WWP, for its part, alleges that the "segmentation of the EITP project from the ISEGS" contravenes CEQA. It is not clear what is meant by this claim because the EIR included both the EITP and ISEGS in the "whole of the action" for CEQA purposes. (E.g., EIR at p. 2-36.) WWP may be addressing BLM's NEPA review, which did not consider ISEGS to be part of the NEPA project. However, that claim is not properly raised here.

48 Testimony showed that a proposal to construct a renewable generation plant follows a lengthy development cycle. At the very beginning of this cycle the backers of a proposal make one (or more) requests for interconnection without revealing any specific information about their proposal.
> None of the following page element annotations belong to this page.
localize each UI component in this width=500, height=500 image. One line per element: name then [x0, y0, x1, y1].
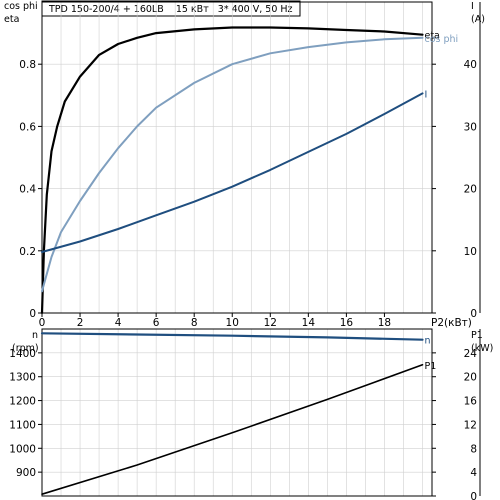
- top-left-axis-label-2: eta: [4, 14, 19, 25]
- right-axis-tick-label: 10: [464, 246, 477, 258]
- series-line-cos-phi: [41, 36, 424, 293]
- right-axis-tick-label: 4: [470, 467, 477, 479]
- bottom-right-axis-label-2: (kW): [471, 343, 493, 354]
- bottom-left-axis-label-2: (rpm): [12, 343, 39, 354]
- right-axis-tick-label: 20: [464, 184, 477, 196]
- plot-frame: [41, 1, 433, 314]
- left-axis-tick-label: 900: [16, 467, 36, 479]
- series-line-eta: [40, 26, 424, 315]
- plot-frame: [41, 328, 433, 497]
- left-axis-tick-label: 1000: [9, 443, 36, 455]
- series-label-p1: P1: [424, 361, 436, 372]
- left-axis-tick-label: 1100: [9, 419, 36, 431]
- bottom-left-axis-label-1: n: [32, 330, 38, 341]
- series-line-n: [40, 332, 424, 341]
- right-axis-tick-label: 40: [464, 59, 477, 71]
- left-axis-tick-label: 0: [29, 308, 36, 320]
- right-axis-tick-label: 16: [464, 396, 478, 408]
- left-axis-tick-label: 0.4: [19, 184, 36, 196]
- efficiency-current-panel: 0 0.2 0.4 0.6 0.8 0 10 20 30 40 0 2 4 6 8 10 12 14 16 18 eta…: [19, 1, 481, 329]
- right-axis-tick-label: 12: [464, 419, 477, 431]
- x-axis-tick-label: 12: [264, 317, 277, 329]
- x-axis-tick-label: 10: [226, 317, 239, 329]
- series-line-p1: [41, 363, 424, 496]
- x-axis-tick-label: 16: [340, 317, 354, 329]
- x-axis-tick-label: 8: [191, 317, 198, 329]
- left-axis-tick-label: 1400: [9, 348, 36, 360]
- series-line-i: [41, 92, 424, 253]
- left-axis-tick-label: 0.2: [19, 246, 36, 258]
- x-axis-tick-label: 4: [115, 317, 122, 329]
- top-x-axis-label: P2(кВт): [431, 317, 472, 329]
- left-axis-tick-label: 0.6: [19, 121, 36, 133]
- top-left-axis-label-1: cos phi: [4, 1, 38, 12]
- x-axis-tick-label: 2: [77, 317, 84, 329]
- series-label-cos-phi: cos phi: [424, 34, 458, 45]
- left-axis-tick-label: 1200: [9, 396, 36, 408]
- bottom-right-axis-label-1: P1: [471, 330, 483, 341]
- x-axis-tick-label: 14: [302, 317, 316, 329]
- x-axis-tick-label: 6: [153, 317, 160, 329]
- right-axis-tick-label: 20: [464, 372, 477, 384]
- right-axis-tick-label: 30: [464, 121, 477, 133]
- left-axis-tick-label: 0.8: [19, 59, 36, 71]
- right-axis-tick-label: 8: [470, 443, 477, 455]
- x-axis-tick-label: 18: [378, 317, 391, 329]
- x-axis-tick-label: 0: [39, 317, 46, 329]
- right-axis-tick-label: 0: [470, 491, 477, 500]
- top-right-axis-label-2: (A): [471, 14, 485, 25]
- series-label-eta: eta: [424, 31, 439, 42]
- series-label-n: n: [424, 336, 430, 347]
- series-label-i: I: [424, 89, 427, 100]
- right-axis-tick-label: 0: [470, 308, 477, 320]
- left-axis-tick-label: 1300: [9, 372, 36, 384]
- top-right-axis-label-1: I: [471, 1, 474, 12]
- speed-power-panel: 900 1000 1100 1200 1300 1400 0 4 8 12 16 20 24 n P1: [9, 328, 481, 500]
- chart-title: TPD 150-200/4 + 160LB 15 кВт 3* 400 V, 5…: [48, 4, 293, 15]
- right-axis-tick-label: 24: [464, 348, 478, 360]
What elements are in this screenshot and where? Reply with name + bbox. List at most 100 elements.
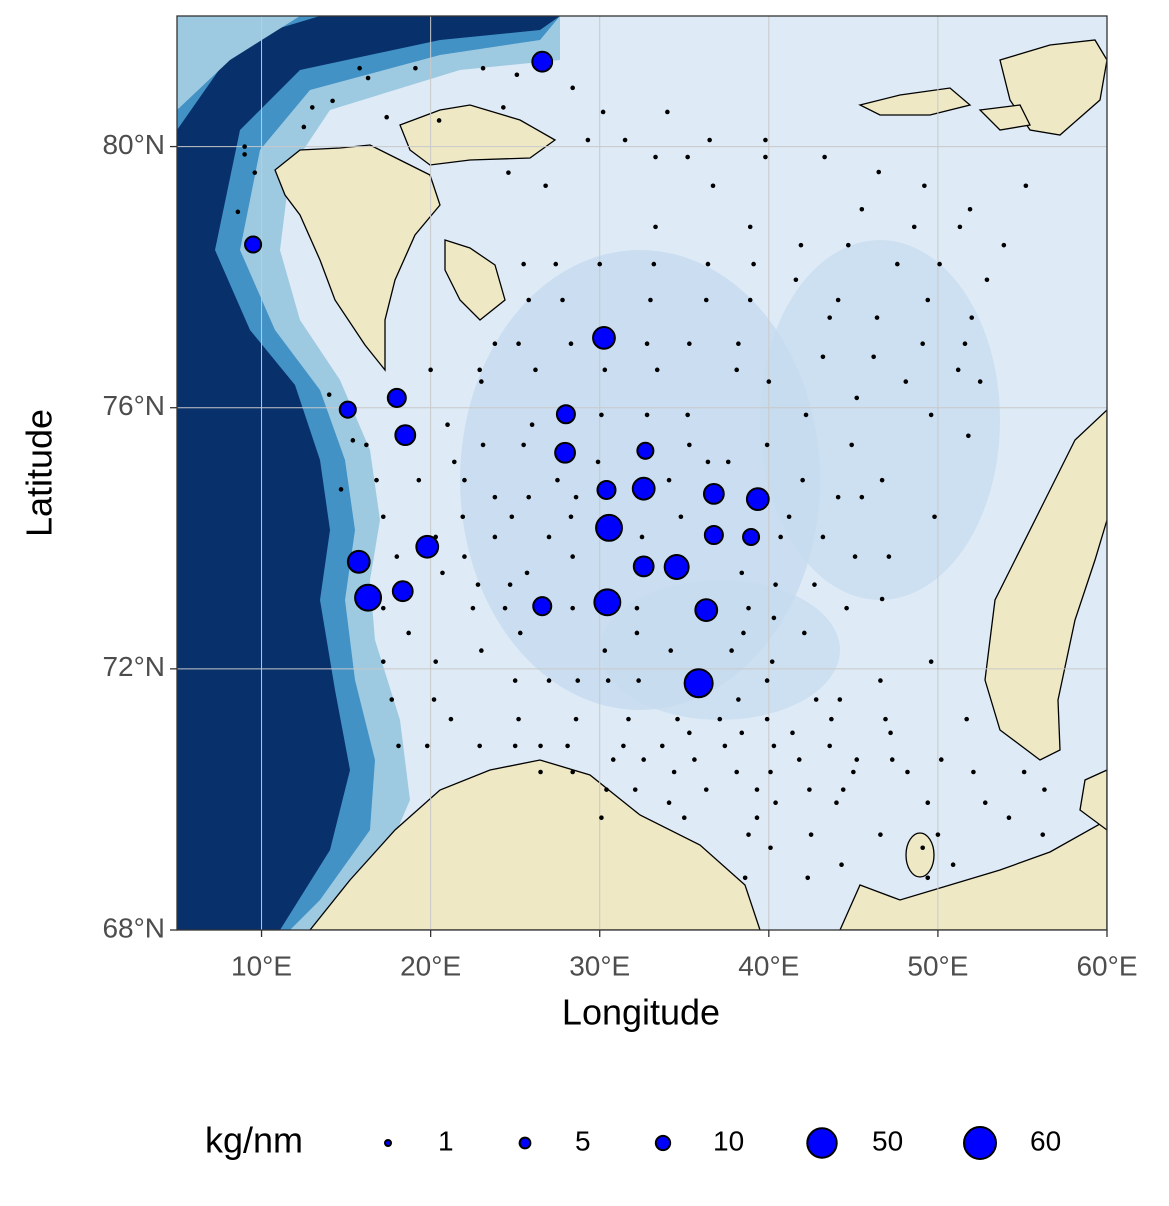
station-dot	[820, 354, 826, 360]
station-dot	[878, 678, 883, 683]
station-dot	[543, 183, 548, 189]
station-dot	[773, 800, 778, 805]
catch-bubble	[531, 50, 554, 73]
station-dot	[754, 815, 760, 821]
station-dot	[600, 109, 606, 115]
station-dot	[790, 730, 795, 736]
station-dot	[452, 459, 457, 465]
station-dot	[925, 297, 931, 303]
station-dot	[634, 605, 640, 611]
station-dot	[301, 124, 307, 130]
station-dot	[742, 875, 748, 881]
station-dot	[526, 297, 532, 303]
station-dot	[845, 242, 851, 248]
station-dot	[807, 787, 812, 792]
catch-bubble	[386, 387, 407, 408]
station-dot	[911, 224, 917, 230]
station-dot	[424, 743, 430, 749]
station-dot	[687, 341, 692, 347]
station-dot	[416, 477, 422, 483]
catch-bubble	[346, 549, 371, 574]
station-dot	[462, 554, 467, 559]
station-dot	[605, 678, 611, 683]
station-dot	[834, 800, 839, 805]
station-dot	[839, 862, 844, 868]
station-dot	[802, 630, 807, 636]
station-dot	[955, 367, 961, 373]
station-dot	[883, 716, 888, 722]
y-tick-label: 80°N	[102, 129, 165, 160]
station-dot	[477, 367, 482, 373]
station-dot	[639, 534, 645, 540]
station-dot	[394, 554, 400, 559]
station-dot	[1042, 787, 1047, 792]
station-dot	[925, 875, 931, 881]
station-dot	[364, 442, 369, 448]
station-dot	[396, 743, 401, 749]
station-dot	[653, 224, 658, 230]
legend-key	[963, 1126, 997, 1160]
station-dot	[769, 659, 775, 664]
station-dot	[764, 442, 770, 448]
station-dot	[575, 678, 581, 683]
station-dot	[685, 154, 690, 160]
station-dot	[678, 514, 684, 520]
station-dot	[610, 757, 616, 762]
station-dot	[431, 697, 437, 702]
station-dot	[768, 845, 773, 851]
station-dot	[928, 412, 934, 418]
station-dot	[477, 743, 482, 749]
station-dot	[644, 412, 650, 418]
station-dot	[967, 206, 973, 212]
station-dot	[966, 433, 971, 439]
station-dot	[568, 514, 574, 520]
station-dot	[470, 605, 476, 611]
station-dot	[599, 412, 604, 418]
station-dot	[585, 137, 591, 143]
station-dot	[705, 459, 711, 465]
station-dot	[925, 800, 931, 805]
station-dot	[812, 582, 817, 587]
station-dot	[938, 757, 944, 762]
catch-bubble	[595, 513, 623, 542]
legend-title: kg/nm	[205, 1120, 303, 1161]
station-dot	[763, 137, 768, 143]
catch-bubble	[632, 555, 655, 578]
station-dot	[492, 534, 498, 540]
legend-label: 1	[438, 1125, 454, 1156]
station-dot	[632, 787, 638, 792]
station-dot	[602, 648, 608, 653]
station-dot	[492, 494, 498, 500]
station-dot	[822, 154, 827, 160]
station-dot	[636, 678, 641, 683]
station-dot	[538, 743, 543, 749]
station-dot	[526, 494, 532, 500]
station-dot	[374, 477, 379, 483]
catch-bubble	[391, 580, 414, 603]
station-dot	[829, 716, 834, 722]
station-dot	[800, 477, 805, 483]
station-dot	[1040, 832, 1046, 837]
x-tick-label: 40°E	[738, 950, 799, 981]
station-dot	[705, 261, 711, 267]
station-dot	[920, 341, 925, 347]
station-dot	[736, 341, 741, 347]
station-dot	[739, 570, 745, 576]
station-dot	[242, 152, 247, 157]
station-dot	[521, 442, 526, 448]
catch-bubble	[694, 598, 719, 622]
station-dot	[389, 697, 395, 702]
legend-label: 50	[872, 1125, 903, 1156]
station-dot	[384, 114, 389, 120]
station-dot	[654, 367, 660, 373]
station-dot	[798, 242, 804, 248]
x-tick-label: 60°E	[1076, 950, 1137, 981]
station-dot	[644, 341, 650, 347]
station-dot	[475, 582, 481, 587]
station-dot	[1021, 769, 1027, 775]
catch-bubble	[415, 534, 440, 559]
legend-label: 5	[575, 1125, 591, 1156]
catch-bubble	[596, 479, 617, 500]
station-dot	[888, 730, 893, 736]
Later, one (or more) PPAs are signed, and finally an LGIA is entered into an approved by federal regulators. (RT, Vol. 1, pp. 86, 88, 91, 112-113, 115.)

49 In fact, CBD's Comment Letter states that a PPA should not be considered as a strong indicator that a project will in fact come to fruition. CBD states that "project approvals are not foregone conclusions ...." Specifically addressing PPAs, CBD states: "although this indicates the intention of the project proponent, it does not mean that the project will be approved or constructed as proposed." (EIR, Appendix G, Comment Letter No. 23 at p. 7.)

50 We note for example, that the Silver State project, which is being proposed for Nevada and which has obtained a PPA to provide capacity to a Nevada utility, using that utility's transmission facilities, was discussed extensively in CBD's Comment Letter but was not mentioned in the rehearing application. (EIR, Appendix G, Comment Letter No. 23 at pp. 5-6.) By way of contrast, Desert Stateline was not mentioned in CBD's Comment Letter. (Cf., Pub. Resources Code, § 21177.) CBD's comments may have been related to the federal environmental review, not California's CEQA process, but because there is no discussion of the matter in the rehearing application we cannot determine why CBD now believes CEQA requires some renewable energy proposals to be included in the "whole of the action" instead of others.